Service in Japan is polished to perfection, almost rehearsed - which makes sense, given the cultural emphasis on hospitality. In Vietnam, it felt more like someone’s aunt decided to help out at the family restaurant. Less professional, maybe, but somehow warmer? The friendliness wasn’t performance, it was just… how things were.
Traveling with an infant is exhausting in ways I couldn’t have predicted, but it’s also like carrying around a small social barometer. You get to see how different cultures engage with kids, and the contrast between Tokyo and Ho Chi Minh was striking.
In Ho Chi Minh, my daughter was a celebrity. Everyone wanted to hold her, talk to her, feed her something we probably shouldn’t let her eat. The warmth was overwhelming - chaotic, often not always hygienic, but deeply human. Strangers cooing at her, shopkeepers waving, someone’s grandmother stopping us to admire the baby. Human connection wasn’t optional - it was woven into the fabric of every interaction.
Tokyo was different. Not cold, exactly. Just… distant. People are exceptionally polite, but there’s a respectful bubble around families. No one’s stopping you on the street to admire your baby. Which is fine! Privacy is a gift, especially when you’re tired. But it’s noticeable when you’ve just come from a place where your kiddo was treated like a visiting dignitary.
In Japan, you can live in a world of seamless, frictionless interactions. Machines handle payments, apps handle navigation, and the physical infrastructure is designed to minimize the need for human contact. It’s efficient, clean, and just really cool.
In Vietnam, the infrastructure almost forces you to connect. Nothing is fully automated. Everything requires negotiation, conversation, a smile and a nod - it’s messy. It’s inefficient by lack of design. And it’s incredibly human.

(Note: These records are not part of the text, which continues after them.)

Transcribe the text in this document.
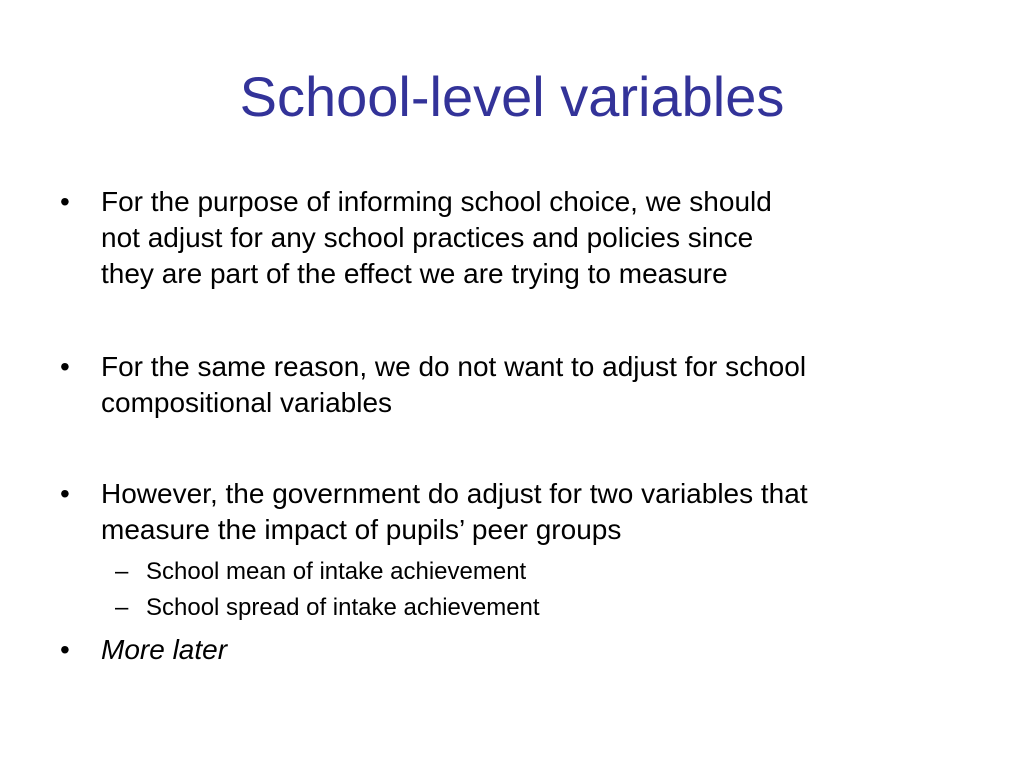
School-level variables
• For the purpose of informing school choice, we should
not adjust for any school practices and policies since
they are part of the effect we are trying to measure
• For the same reason, we do not want to adjust for school
compositional variables
• However, the government do adjust for two variables that
measure the impact of pupils’ peer groups
– School mean of intake achievement
– School spread of intake achievement
• More later
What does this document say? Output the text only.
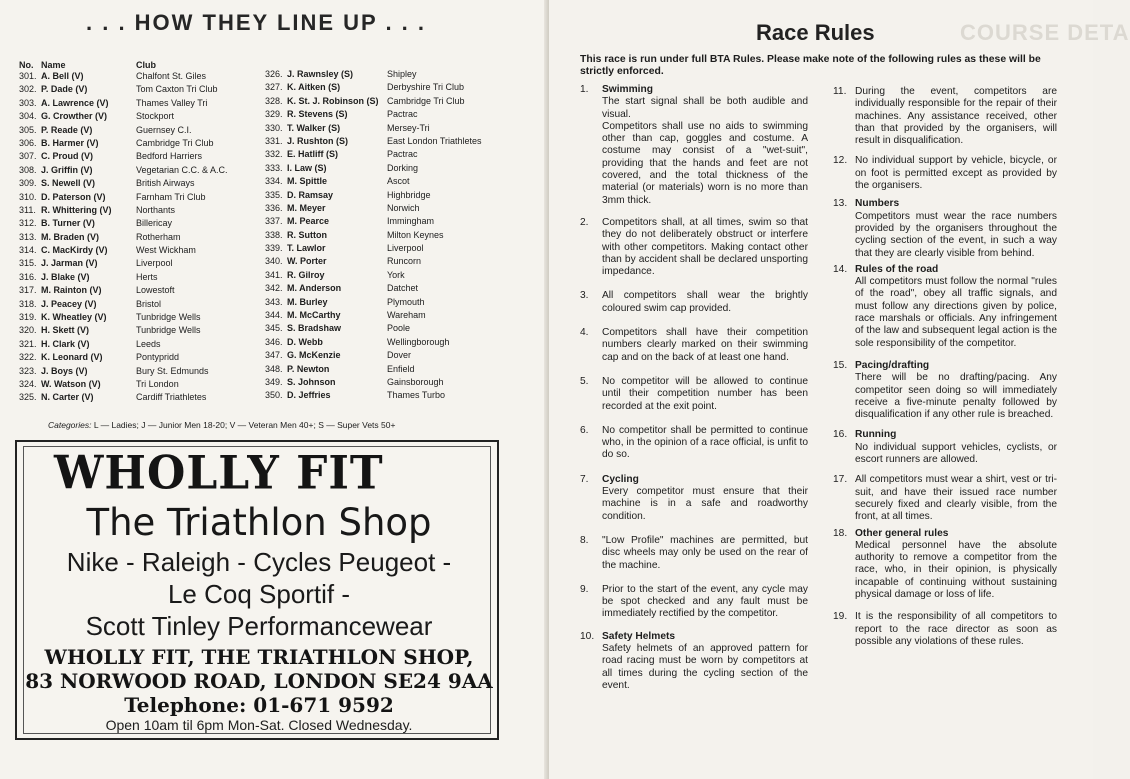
. . . HOW THEY LINE UP . . .
No. Name	Club
301. A. Bell (V)	Chalfont St. Giles
302. P. Dade (V)	Tom Caxton Tri Club
303. A. Lawrence (V)	Thames Valley Tri
304. G. Crowther (V)	Stockport
305. P. Reade (V)	Guernsey C.I.
306. B. Harmer (V)	Cambridge Tri Club
307. C. Proud (V)	Bedford Harriers
308. J. Griffin (V)	Vegetarian C.C. & A.C.
309. S. Newell (V)	British Airways
310. D. Paterson (V)	Farnham Tri Club
311. R. Whittering (V)	Northants
312. B. Turner (V)	Billericay
313. M. Braden (V)	Rotherham
314. C. MacKirdy (V)	West Wickham
315. J. Jarman (V)	Liverpool
316. J. Blake (V)	Herts
317. M. Rainton (V)	Lowestoft
318. J. Peacey (V)	Bristol
319. K. Wheatley (V)	Tunbridge Wells
320. H. Skett (V)	Tunbridge Wells
321. H. Clark (V)	Leeds
322. K. Leonard (V)	Pontypridd
323. J. Boys (V)	Bury St. Edmunds
324. W. Watson (V)	Tri London
325. N. Carter (V)	Cardiff Triathletes
326. J. Rawnsley (S)	Shipley
327. K. Aitken (S)	Derbyshire Tri Club
328. K. St. J. Robinson (S) Cambridge Tri Club
329. R. Stevens (S)	Pactrac
330. T. Walker (S)	Mersey-Tri
331. J. Rushton (S)	East London Triathletes
332. E. Hatliff (S)	Pactrac
333. I. Law (S)	Dorking
334. M. Spittle	Ascot
335. D. Ramsay	Highbridge
336. M. Meyer	Norwich
337. M. Pearce	Immingham
338. R. Sutton	Milton Keynes
339. T. Lawlor	Liverpool
340. W. Porter	Runcorn
341. R. Gilroy	York
342. M. Anderson	Datchet
343. M. Burley	Plymouth
344. M. McCarthy	Wareham
345. S. Bradshaw	Poole
346. D. Webb	Wellingborough
347. G. McKenzie	Dover
348. P. Newton	Enfield
349. S. Johnson	Gainsborough
350. D. Jeffries	Thames Turbo
Categories: L — Ladies; J — Junior Men 18-20; V — Veteran Men 40+; S — Super Vets 50+
WHOLLY FIT
The Triathlon Shop
Nike - Raleigh - Cycles Peugeot -
Le Coq Sportif -
Scott Tinley Performancewear
WHOLLY FIT, THE TRIATHLON SHOP,
83 NORWOOD ROAD, LONDON SE24 9AA
Telephone: 01-671 9592
Open 10am til 6pm Mon-Sat. Closed Wednesday.
COURSE DETA
Race Rules
This race is run under full BTA Rules. Please make note of the following rules as these will be strictly enforced.
1. Swimming
The start signal shall be both audible and visual.
Competitors shall use no aids to swimming other than cap, goggles and costume. A costume may consist of a "wet-suit", providing that the hands and feet are not covered, and the total thickness of the material (or materials) worn is no more than 3mm thick.
2. Competitors shall, at all times, swim so that they do not deliberately obstruct or interfere with other competitors. Making contact other than by accident shall be declared unsporting impedance.
3. All competitors shall wear the brightly coloured swim cap provided.
4. Competitors shall have their competition numbers clearly marked on their swimming cap and on the back of at least one hand.
5. No competitor will be allowed to continue until their competition number has been recorded at the exit point.
6. No competitor shall be permitted to continue who, in the opinion of a race official, is unfit to do so.
7. Cycling
Every competitor must ensure that their machine is in a safe and roadworthy condition.
8. "Low Profile" machines are permitted, but disc wheels may only be used on the rear of the machine.
9. Prior to the start of the event, any cycle may be spot checked and any fault must be immediately rectified by the competitor.
10. Safety Helmets
Safety helmets of an approved pattern for road racing must be worn by competitors at all times during the cycling section of the event.
11. During the event, competitors are individually responsible for the repair of their machines. Any assistance received, other than that provided by the organisers, will result in disqualification.
12. No individual support by vehicle, bicycle, or on foot is permitted except as provided by the organisers.
13. Numbers
Competitors must wear the race numbers provided by the organisers throughout the cycling section of the event, in such a way that they are clearly visible from behind.
14. Rules of the road
All competitors must follow the normal "rules of the road", obey all traffic signals, and must follow any directions given by police, race marshals or officials. Any infringement of the law and subsequent legal action is the sole responsibility of the competitor.
15. Pacing/drafting
There will be no drafting/pacing. Any competitor seen doing so will immediately receive a five-minute penalty followed by disqualification if any other rule is breached.
16. Running
No individual support vehicles, cyclists, or escort runners are allowed.
17. All competitors must wear a shirt, vest or tri-suit, and have their issued race number securely fixed and clearly visible, from the front, at all times.
18. Other general rules
Medical personnel have the absolute authority to remove a competitor from the race, who, in their opinion, is physically incapable of continuing without sustaining physical damage or loss of life.
19. It is the responsibility of all competitors to report to the race director as soon as possible any violations of these rules.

I’m not saying one is better than the other - that’s too simple, and frankly, kind of reductive. But I do find myself wondering what we optimize away when we make things frictionless. What do we gain, and what do we lose? Japan’s systems are a marvel, but they also create a world where you can be surrounded by millions of people and have a difficult time connecting with them. Vietnam’s chaos forces connection, for better or worse.
Or maybe I’m taking huge leaps in judgement based on a few weeks in countries where I didn’t speak the language and barely knew anyone.
It was a good trip. We had a great time, even if traveling with an infant is a whole thing. We’ve been unable to do many fine dining establishments because of the kiddo, and honestly? We felt much more comfortable and relaxed eating at a regional equivalent of Denny’s. It’s nice not to feel too bad when your baby starts happily throwing food around.